PD-L1 status in refractory lymphomas

Background

Targeted immune therapy based on PD-1/PD-L1 suppression has revolutionized the treatment of various solid tumors. A remarkable improvement has also observed in the treatment of patients with refractory/relapsing classical Hodgkin lymphoma (cHL). We investigated PD-L1 status in a variety of treatment resistant lymphomas.

Methods

FFPE samples from 79 patients with refractory/resistant lymphomas of B- and T-cell lineages were explored for the expression of PD-L1 (clones: SP142 and SP263, Ventana) using immunohistochemistry. Twelve PD-L1+ cases by IHC were further tested for PD-L1/JAK2/PD-L2 co-amplification using FISH/CISH assays or analyzed for gene copy number variations (CNV) using massively parallel sequencing (Illumina, NGS).

Results

PD-L1 positivity (≥5% positive cancer cells) was present in 32/78 (41%) and 33/72 cases (46%) using SP142 and SP263 antibodies, respectively. Concordance between the two clones was high with only three (4%) discrepant cases (Spearman's correlation coefficient 0.965). The strongest (3 + / ≥ 50% cells) and consistent (10/11 cases) expression was observed in Reed-Sternberg cells of cHL and primary mediastinal B-cell (3/3) lymphoma. Diffuse large B-cell lymphomas (DLBCL) were frequently positive (13/26) irrespective of subtype. Follicular (1/8), peripheral T-cell (2/9) and mantle cell (1/8) lymphomas were rarely positive, while small lymphocytic lymphoma/CLL and marginal zone lymphomas were consistently negative. Co-amplification/CNVs of PD-L1/JAK2/PD-L2 were observed in 3 cases of DLBCL and cHL, respectively.

Conclusions

Over-expression of PD-L1 with an excellent concordance between SP142 and SP263 antibodies was observed in cHL, DLBCL, primary mediastinal B-cell, follicular and peripheral T-cell lymphomas. Clinical relevance and therapeutic implications of co-amplification of PD-L1/JAK2/PD-L2 (50% of tested IHC+ cases) should be further investigated, as other mechanisms are also underlying the overexpression of PD-L1 in lymphomas.
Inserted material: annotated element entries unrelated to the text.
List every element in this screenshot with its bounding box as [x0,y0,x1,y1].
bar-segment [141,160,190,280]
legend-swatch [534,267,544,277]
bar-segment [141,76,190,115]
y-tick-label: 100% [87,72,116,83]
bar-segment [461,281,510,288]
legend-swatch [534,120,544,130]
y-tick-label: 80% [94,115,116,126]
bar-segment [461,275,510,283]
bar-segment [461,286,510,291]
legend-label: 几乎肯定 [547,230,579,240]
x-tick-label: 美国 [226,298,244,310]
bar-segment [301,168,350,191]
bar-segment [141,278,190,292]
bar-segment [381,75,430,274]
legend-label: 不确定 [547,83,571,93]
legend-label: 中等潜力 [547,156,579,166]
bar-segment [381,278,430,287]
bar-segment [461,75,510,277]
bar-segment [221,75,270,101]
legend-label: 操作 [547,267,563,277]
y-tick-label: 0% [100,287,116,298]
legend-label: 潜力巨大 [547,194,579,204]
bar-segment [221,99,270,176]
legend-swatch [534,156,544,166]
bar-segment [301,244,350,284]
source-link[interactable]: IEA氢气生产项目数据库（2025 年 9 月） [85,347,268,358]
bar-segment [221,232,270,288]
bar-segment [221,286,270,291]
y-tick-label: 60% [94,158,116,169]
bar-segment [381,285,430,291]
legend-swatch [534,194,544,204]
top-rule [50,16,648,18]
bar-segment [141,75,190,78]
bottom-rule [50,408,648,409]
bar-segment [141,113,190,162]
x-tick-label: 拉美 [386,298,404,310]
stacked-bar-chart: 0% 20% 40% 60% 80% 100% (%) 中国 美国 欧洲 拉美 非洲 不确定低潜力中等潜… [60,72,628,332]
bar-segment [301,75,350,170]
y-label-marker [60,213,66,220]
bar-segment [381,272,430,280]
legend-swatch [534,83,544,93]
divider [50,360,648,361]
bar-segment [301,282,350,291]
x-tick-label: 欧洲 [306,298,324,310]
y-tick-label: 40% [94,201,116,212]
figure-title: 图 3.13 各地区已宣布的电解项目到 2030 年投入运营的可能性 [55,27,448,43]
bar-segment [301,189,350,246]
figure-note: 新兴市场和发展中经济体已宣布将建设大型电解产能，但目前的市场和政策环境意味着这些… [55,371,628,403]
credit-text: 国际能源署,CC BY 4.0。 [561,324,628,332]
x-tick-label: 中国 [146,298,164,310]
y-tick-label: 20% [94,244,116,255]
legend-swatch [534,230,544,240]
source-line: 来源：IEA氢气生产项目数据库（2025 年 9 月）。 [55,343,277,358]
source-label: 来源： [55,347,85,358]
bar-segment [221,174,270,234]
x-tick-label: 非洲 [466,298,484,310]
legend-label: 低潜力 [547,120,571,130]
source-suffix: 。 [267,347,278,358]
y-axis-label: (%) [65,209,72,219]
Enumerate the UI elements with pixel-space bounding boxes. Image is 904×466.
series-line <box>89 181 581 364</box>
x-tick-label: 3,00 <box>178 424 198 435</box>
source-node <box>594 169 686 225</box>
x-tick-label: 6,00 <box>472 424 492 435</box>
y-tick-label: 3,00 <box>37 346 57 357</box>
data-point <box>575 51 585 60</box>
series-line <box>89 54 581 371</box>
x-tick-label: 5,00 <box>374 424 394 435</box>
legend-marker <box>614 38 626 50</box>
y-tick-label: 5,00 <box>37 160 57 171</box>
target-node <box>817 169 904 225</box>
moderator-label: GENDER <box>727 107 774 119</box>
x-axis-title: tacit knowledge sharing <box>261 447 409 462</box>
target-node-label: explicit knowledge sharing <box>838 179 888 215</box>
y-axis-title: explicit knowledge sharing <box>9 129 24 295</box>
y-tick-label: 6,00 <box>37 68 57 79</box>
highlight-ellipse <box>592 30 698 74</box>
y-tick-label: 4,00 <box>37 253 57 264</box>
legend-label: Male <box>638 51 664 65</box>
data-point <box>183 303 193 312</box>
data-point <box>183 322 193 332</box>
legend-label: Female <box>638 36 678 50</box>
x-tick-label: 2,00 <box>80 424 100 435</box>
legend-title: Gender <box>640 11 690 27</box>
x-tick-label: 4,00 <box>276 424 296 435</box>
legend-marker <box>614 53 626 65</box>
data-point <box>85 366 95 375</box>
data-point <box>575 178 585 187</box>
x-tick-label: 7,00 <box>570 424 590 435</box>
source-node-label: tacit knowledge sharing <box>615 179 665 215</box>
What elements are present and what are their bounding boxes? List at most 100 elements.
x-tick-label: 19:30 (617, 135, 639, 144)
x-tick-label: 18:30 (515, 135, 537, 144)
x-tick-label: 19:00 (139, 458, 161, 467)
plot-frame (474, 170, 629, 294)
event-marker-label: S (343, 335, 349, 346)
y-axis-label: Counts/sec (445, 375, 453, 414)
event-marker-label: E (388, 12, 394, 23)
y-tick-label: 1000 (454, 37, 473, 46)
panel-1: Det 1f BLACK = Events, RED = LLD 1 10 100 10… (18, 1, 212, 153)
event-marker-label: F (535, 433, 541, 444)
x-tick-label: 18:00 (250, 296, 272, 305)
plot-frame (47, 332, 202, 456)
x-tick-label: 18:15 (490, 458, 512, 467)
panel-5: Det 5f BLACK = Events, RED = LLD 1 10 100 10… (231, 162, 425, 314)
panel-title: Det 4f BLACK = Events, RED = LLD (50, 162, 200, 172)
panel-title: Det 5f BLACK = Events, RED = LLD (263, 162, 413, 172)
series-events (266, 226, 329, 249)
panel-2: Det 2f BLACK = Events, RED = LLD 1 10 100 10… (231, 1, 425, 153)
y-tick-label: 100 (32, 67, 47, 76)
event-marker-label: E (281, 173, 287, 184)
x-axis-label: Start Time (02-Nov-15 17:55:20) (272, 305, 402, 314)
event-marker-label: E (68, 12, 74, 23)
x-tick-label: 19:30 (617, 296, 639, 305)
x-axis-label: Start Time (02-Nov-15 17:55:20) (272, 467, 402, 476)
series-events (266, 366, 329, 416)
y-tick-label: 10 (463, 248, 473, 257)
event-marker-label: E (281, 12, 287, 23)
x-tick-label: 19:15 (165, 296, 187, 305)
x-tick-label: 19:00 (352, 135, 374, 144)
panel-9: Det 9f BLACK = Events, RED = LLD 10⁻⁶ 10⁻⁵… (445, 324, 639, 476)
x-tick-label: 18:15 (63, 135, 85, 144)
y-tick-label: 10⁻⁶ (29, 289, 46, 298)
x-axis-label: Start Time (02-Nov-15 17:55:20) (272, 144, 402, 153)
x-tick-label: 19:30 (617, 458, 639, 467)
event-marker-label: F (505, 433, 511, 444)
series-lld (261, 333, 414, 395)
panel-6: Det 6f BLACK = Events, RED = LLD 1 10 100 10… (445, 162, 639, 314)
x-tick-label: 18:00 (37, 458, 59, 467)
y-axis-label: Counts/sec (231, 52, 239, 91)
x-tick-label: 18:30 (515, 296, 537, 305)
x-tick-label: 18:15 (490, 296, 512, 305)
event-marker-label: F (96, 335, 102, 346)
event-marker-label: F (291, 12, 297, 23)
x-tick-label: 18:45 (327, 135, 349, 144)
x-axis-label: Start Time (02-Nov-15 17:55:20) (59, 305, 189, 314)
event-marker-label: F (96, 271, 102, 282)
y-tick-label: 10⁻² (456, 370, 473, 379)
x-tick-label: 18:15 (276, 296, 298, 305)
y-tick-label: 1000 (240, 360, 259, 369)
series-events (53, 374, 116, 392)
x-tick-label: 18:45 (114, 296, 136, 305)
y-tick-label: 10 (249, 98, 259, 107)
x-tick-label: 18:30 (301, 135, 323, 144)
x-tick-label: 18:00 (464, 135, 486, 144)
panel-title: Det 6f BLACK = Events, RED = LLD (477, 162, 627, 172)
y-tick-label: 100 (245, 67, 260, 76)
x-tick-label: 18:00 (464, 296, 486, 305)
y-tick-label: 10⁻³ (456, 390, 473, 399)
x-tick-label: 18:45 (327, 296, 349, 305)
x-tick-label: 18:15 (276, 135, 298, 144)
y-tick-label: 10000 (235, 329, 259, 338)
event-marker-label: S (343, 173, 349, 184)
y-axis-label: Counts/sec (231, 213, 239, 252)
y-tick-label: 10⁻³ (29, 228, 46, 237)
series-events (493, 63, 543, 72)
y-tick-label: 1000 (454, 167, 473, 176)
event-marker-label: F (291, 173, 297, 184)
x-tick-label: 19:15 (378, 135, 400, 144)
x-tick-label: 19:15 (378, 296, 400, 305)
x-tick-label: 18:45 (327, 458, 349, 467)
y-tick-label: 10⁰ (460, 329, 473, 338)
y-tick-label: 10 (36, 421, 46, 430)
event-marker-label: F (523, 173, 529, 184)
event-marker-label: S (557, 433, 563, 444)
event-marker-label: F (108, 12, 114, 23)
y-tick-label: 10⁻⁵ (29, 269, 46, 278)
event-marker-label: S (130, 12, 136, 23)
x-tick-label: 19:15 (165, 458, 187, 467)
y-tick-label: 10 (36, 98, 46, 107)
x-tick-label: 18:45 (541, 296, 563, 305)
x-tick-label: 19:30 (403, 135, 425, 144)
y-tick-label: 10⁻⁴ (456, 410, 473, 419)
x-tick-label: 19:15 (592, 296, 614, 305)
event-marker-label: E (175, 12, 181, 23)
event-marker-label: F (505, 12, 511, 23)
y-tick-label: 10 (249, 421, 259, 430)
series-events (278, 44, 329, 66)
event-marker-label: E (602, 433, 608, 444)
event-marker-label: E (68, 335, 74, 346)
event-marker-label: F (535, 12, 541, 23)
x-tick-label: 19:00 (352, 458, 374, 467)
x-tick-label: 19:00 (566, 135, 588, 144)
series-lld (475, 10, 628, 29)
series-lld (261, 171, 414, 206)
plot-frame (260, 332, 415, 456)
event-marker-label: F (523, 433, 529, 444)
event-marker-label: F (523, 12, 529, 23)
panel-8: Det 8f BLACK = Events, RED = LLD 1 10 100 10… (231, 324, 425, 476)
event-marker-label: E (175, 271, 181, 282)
Clinical trial identification

Legal entity responsible for the study

N/A

Funding

Caris Life Sciences

Disclosure

J. Kimbrough: Employee of Caris Life Sciences, Phoenix, Arizona, USA D. Arguello, Y. Veloso, S. Reddy, Z. Gatalica: Employee of Caris Life Sciences, Phoenix, AZ, USA All other authors have declared no conflicts of interest.